In January 1973, The Advocate (a national political gay newspaper, the biggest of its kind in the U.S.) published one of the biggest feature stories on an individual of its day. Written by freelance writer Brian Jennings, the article drew national attention and generated fan mail throughout the U.S. The cover story was two full pages dedicated to Mulleian's art and lifestyle, and his controversial perspective relating to human rights and individual sexual expression. It was in the area of homosexual expression that Mulleian's outspoken views drew the attention of the FBI to the front door of the artist's studio in an investigation into his controversial and challenging commentary on aspects of fundamental social values during the Nixon era and shortly after J. Edgar Hoover’s death in 1972. All this took place while the homosexual culture in the United States was still underground.
Despite the artist's outspoken observations of the national scene, his media attention continued to climb for over four decades. This attention came not only from mainstream media but also from the media of a newly emerging counterculture that was finding its voice in what would later come to be thought of as a bridge between the radical sensibilities of North Beach, (radical as perceived by the status quo), and the dawning of a new age of personal expression and sexual freedom of the 70s. He was thought by many to be ahead of his time. Mulleian's art and his avant-garde views created a unique relationship with the media of two cultures, a relationship that was not only unprecedented but, indirectly, a testimony to the universality of his work.

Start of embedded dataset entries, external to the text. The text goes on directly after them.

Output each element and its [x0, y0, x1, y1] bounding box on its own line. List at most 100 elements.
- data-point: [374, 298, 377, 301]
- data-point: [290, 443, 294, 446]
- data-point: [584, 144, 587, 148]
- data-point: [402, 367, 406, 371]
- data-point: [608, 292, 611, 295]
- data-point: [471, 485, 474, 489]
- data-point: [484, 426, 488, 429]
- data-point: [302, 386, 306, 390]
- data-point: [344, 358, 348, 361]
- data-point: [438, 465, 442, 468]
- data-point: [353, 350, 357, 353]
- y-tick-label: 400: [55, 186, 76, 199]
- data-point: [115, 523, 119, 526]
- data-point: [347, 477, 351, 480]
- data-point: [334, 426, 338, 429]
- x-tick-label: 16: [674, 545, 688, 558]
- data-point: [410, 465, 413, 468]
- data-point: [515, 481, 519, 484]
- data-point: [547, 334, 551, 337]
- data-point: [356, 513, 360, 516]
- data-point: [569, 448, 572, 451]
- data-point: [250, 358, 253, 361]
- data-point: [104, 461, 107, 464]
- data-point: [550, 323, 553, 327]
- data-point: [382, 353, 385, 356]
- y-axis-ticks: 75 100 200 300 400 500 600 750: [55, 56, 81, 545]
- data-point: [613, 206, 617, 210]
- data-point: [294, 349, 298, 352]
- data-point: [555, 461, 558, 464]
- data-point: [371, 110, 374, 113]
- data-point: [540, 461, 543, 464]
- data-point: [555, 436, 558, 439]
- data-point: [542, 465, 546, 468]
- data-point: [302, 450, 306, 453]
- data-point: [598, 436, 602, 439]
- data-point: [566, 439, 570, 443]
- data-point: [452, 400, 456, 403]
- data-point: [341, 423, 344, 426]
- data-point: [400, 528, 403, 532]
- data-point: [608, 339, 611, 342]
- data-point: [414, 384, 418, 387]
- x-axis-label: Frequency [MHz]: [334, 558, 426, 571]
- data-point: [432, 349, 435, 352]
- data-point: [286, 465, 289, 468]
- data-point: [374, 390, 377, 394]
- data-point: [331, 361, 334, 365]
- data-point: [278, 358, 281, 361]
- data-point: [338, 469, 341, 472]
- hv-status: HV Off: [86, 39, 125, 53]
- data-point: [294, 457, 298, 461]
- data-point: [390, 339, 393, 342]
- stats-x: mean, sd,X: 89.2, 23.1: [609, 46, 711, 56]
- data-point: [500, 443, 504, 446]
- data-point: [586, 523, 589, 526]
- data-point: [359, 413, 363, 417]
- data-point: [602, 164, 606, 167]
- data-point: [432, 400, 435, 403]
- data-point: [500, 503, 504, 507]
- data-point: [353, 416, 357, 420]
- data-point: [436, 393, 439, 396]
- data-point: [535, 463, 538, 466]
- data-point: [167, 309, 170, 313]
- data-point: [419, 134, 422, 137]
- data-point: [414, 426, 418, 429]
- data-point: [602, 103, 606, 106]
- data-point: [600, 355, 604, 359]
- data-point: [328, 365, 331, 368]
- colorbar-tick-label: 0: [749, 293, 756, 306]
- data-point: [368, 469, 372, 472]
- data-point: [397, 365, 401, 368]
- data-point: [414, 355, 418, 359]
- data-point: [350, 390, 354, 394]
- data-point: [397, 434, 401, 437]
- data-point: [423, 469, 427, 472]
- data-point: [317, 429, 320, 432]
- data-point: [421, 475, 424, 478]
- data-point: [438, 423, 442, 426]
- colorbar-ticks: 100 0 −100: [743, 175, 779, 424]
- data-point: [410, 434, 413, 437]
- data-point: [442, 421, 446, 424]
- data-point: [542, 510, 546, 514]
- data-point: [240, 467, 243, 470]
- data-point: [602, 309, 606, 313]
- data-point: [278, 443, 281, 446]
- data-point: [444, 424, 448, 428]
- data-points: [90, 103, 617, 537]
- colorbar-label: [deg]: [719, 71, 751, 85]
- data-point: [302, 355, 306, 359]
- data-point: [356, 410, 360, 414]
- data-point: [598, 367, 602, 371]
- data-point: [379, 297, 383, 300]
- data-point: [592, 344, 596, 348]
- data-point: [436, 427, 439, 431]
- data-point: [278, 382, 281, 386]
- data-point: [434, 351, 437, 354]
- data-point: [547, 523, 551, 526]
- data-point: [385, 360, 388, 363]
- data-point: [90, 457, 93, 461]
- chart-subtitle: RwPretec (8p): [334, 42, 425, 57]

Two weeks after the Advocate story broke, a similar two-page cover feature would appear in the European equivalent of the Advocate, the German magazine Him, a monthly periodical reaching a wide audience in Belgium, Denmark, England, Italy, the Netherlands, Austria, Switzerland, Luxembourg and the United States. Mulleian was twenty-three years old.
Today Mulleian continues raising public consciousness on nuclear and environmental devastation through his powerful paintings and his comments and controversial views relating to the intricate ecologically assembled safeguards provided by nature. His unique perspective on the homosexual and bisexual community’s role in the Human Population Equation has aired on Free Speech TV, the Direct TV network and on approximately 183 national cable networks since 2004.